The candidate regions may have overlapping ranges, may be in contact with each other, or may be separated from each other within a range in which a desired detection result can be obtained. In this example, the intervals between adjacent candidate regions of the same size are set at equal intervals in the vertical direction and the horizontal direction, but this is not particularly limited. For example, in the captured image, there may be a range in which the candidate regions are arranged at appropriate narrow intervals (that is, for example, the candidate regions widely overlap each other). According to such a configuration, since the detection process is performed a plurality of times in the range where the candidates overlap each other, the robustness of the detection can be improved. As one pattern of the candidate area to be created, an area similar to the detection target area set in S4001 may be created.

The area setting unit 1005 can confirm in which area of the above-mentioned candidate areas the subject detected in step S4002 is included. For example, in each of the candidate regions, the region setting unit 1005 may associate the identification information of the subject with the score of the subject for the subject covered by the candidate region.

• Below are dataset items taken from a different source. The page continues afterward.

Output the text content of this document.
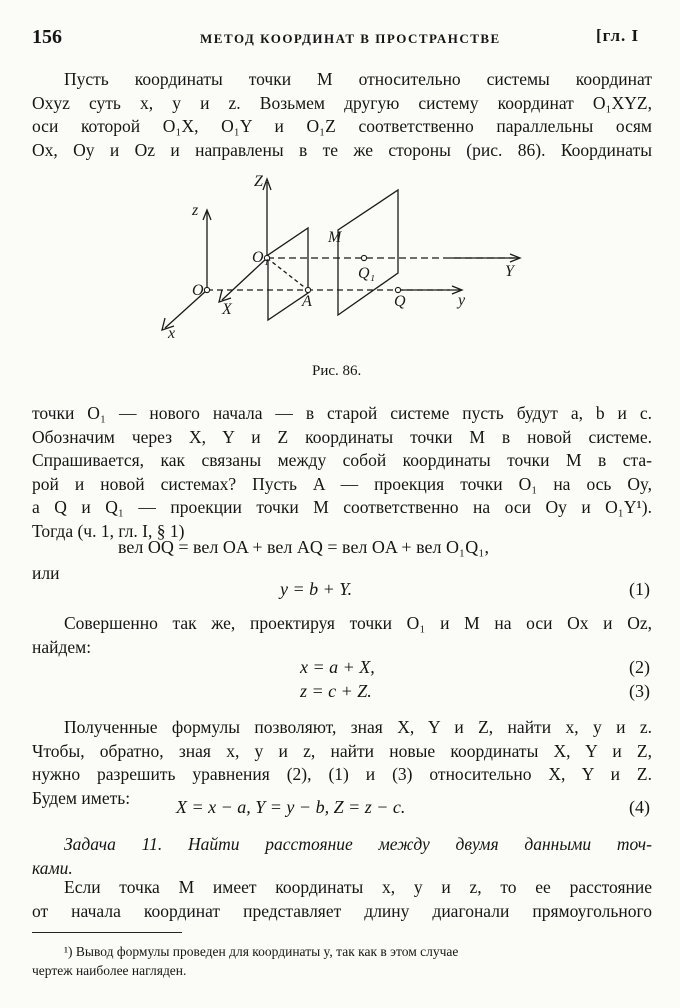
156	МЕТОД КООРДИНАТ В ПРОСТРАНСТВЕ	[гл. I
Пусть координаты точки M относительно системы координат
Oxyz суть x, y и z. Возьмем другую систему координат O₁XYZ,
оси которой O₁X, O₁Y и O₁Z соответственно параллельны осям
Ox, Oy и Oz и направлены в те же стороны (рис. 86). Координаты
Z
z
O₁
M
Q₁	Y
O
A	Q	y
X
x
Рис. 86.
точки O₁ — нового начала — в старой системе пусть будут a, b и c.
Обозначим через X, Y и Z координаты точки M в новой системе.
Спрашивается, как связаны между собой координаты точки M в ста-
рой и новой системах? Пусть A — проекция точки O₁ на ось Oy,
a Q и Q₁ — проекции точки M соответственно на оси Oy и O₁Y¹).
Тогда (ч. 1, гл. I, § 1)
вел OQ = вел OA + вел AQ = вел OA + вел O₁Q₁,
или
y = b + Y.	(1)
Совершенно так же, проектируя точки O₁ и M на оси Ox и Oz,
найдем:
x = a + X,	(2)
z = c + Z.	(3)
Полученные формулы позволяют, зная X, Y и Z, найти x, y и z.
Чтобы, обратно, зная x, y и z, найти новые координаты X, Y и Z,
нужно разрешить уравнения (2), (1) и (3) относительно X, Y и Z.
Будем иметь:	X = x − a, Y = y − b, Z = z − c.	(4)
Задача 11. Найти расстояние между двумя данными точ-
ками.
Если точка M имеет координаты x, y и z, то ее расстояние
от начала координат представляет длину диагонали прямоугольного
¹) Вывод формулы проведен для координаты y, так как в этом случае
чертеж наиболее нагляден.
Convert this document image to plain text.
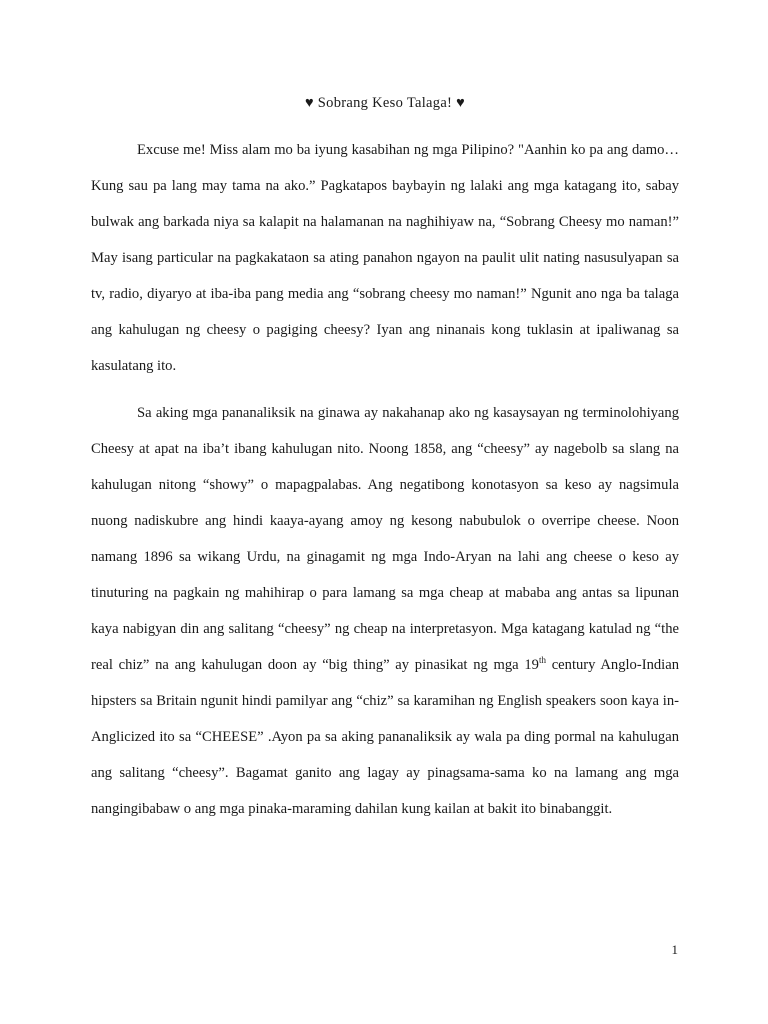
♥ Sobrang Keso Talaga! ♥

Excuse me! Miss alam mo ba iyung kasabihan ng mga Pilipino? "Aanhin ko pa ang damo… Kung sau pa lang may tama na ako.” Pagkatapos baybayin ng lalaki ang mga katagang ito, sabay bulwak ang barkada niya sa kalapit na halamanan na naghihiyaw na, “Sobrang Cheesy mo naman!” May isang particular na pagkakataon sa ating panahon ngayon na paulit ulit nating nasusulyapan sa tv, radio, diyaryo at iba-iba pang media ang “sobrang cheesy mo naman!” Ngunit ano nga ba talaga ang kahulugan ng cheesy o pagiging cheesy? Iyan ang ninanais kong tuklasin at ipaliwanag sa kasulatang ito.

Sa aking mga pananaliksik na ginawa ay nakahanap ako ng kasaysayan ng terminolohiyang Cheesy at apat na iba’t ibang kahulugan nito. Noong 1858, ang “cheesy” ay nagebolb sa slang na kahulugan nitong “showy” o mapagpalabas. Ang negatibong konotasyon sa keso ay nagsimula nuong nadiskubre ang hindi kaaya-ayang amoy ng kesong nabubulok o overripe cheese. Noon namang 1896 sa wikang Urdu, na ginagamit ng mga Indo-Aryan na lahi ang cheese o keso ay tinuturing na pagkain ng mahihirap o para lamang sa mga cheap at mababa ang antas sa lipunan kaya nabigyan din ang salitang “cheesy” ng cheap na interpretasyon. Mga katagang katulad ng “the real chiz” na ang kahulugan doon ay “big thing” ay pinasikat ng mga 19th century Anglo-Indian hipsters sa Britain ngunit hindi pamilyar ang “chiz” sa karamihan ng English speakers soon kaya in-Anglicized ito sa “CHEESE” .Ayon pa sa aking pananaliksik ay wala pa ding pormal na kahulugan ang salitang “cheesy”. Bagamat ganito ang lagay ay pinagsama-sama ko na lamang ang mga nangingibabaw o ang mga pinaka-maraming dahilan kung kailan at bakit ito binabanggit.

1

An example of a table listing such associated candidate regions is shown in FIG. The table shown in FIG. 7 displays the ID, which is the identification information of the subject covered by the candidate area, and the score of the candidate area for each of the candidate areas. In the example of FIG. 7, when one candidate area covers a plurality of subjects, the score of the candidate area having the highest value among the scores of the covered subjects is displayed. There is. According to such a setting, in the selection of the detection target area described later, a candidate area having a high score, that is, a candidate area covering a subject that is easy to detect is preferentially selected.

FIG. 5 shows an example of a candidate region for explaining a state in which the candidate region covers the subject. In this example, the candidate region 500 has a coverage determination region 501 and a buffer width 502. When the candidate region 500 has a subject in the covering determination region 501, for example, the candidate region 500 may cover the subject. The buffer width is set outside the covering determination area with a margin above the detection target area so that the subject does not easily go out of the detection target area when the candidate area 500 is selected as the next detection target area. It may be the width of the buffer area to be created. The value of the buffer width 502 is not particularly limited. The value of the buffer width 502 may be set as a value equal to the movement distance that the subject can move by the next time, considering that the candidate area 500 is used for detecting the next subject, for example. .. Such a moving distance of the subject may be given in advance or calculated during detection, but such an example will be described in detail in the second embodiment. Further, the buffer width may have different values at the right end and the left end in the horizontal direction and the upper end and the lower end in the vertical direction in the image. That is, for example, when the traveling direction of the subject is fixed, the value of the buffer width may be set so that the area due to the buffer width becomes larger in the same direction as the traveling direction.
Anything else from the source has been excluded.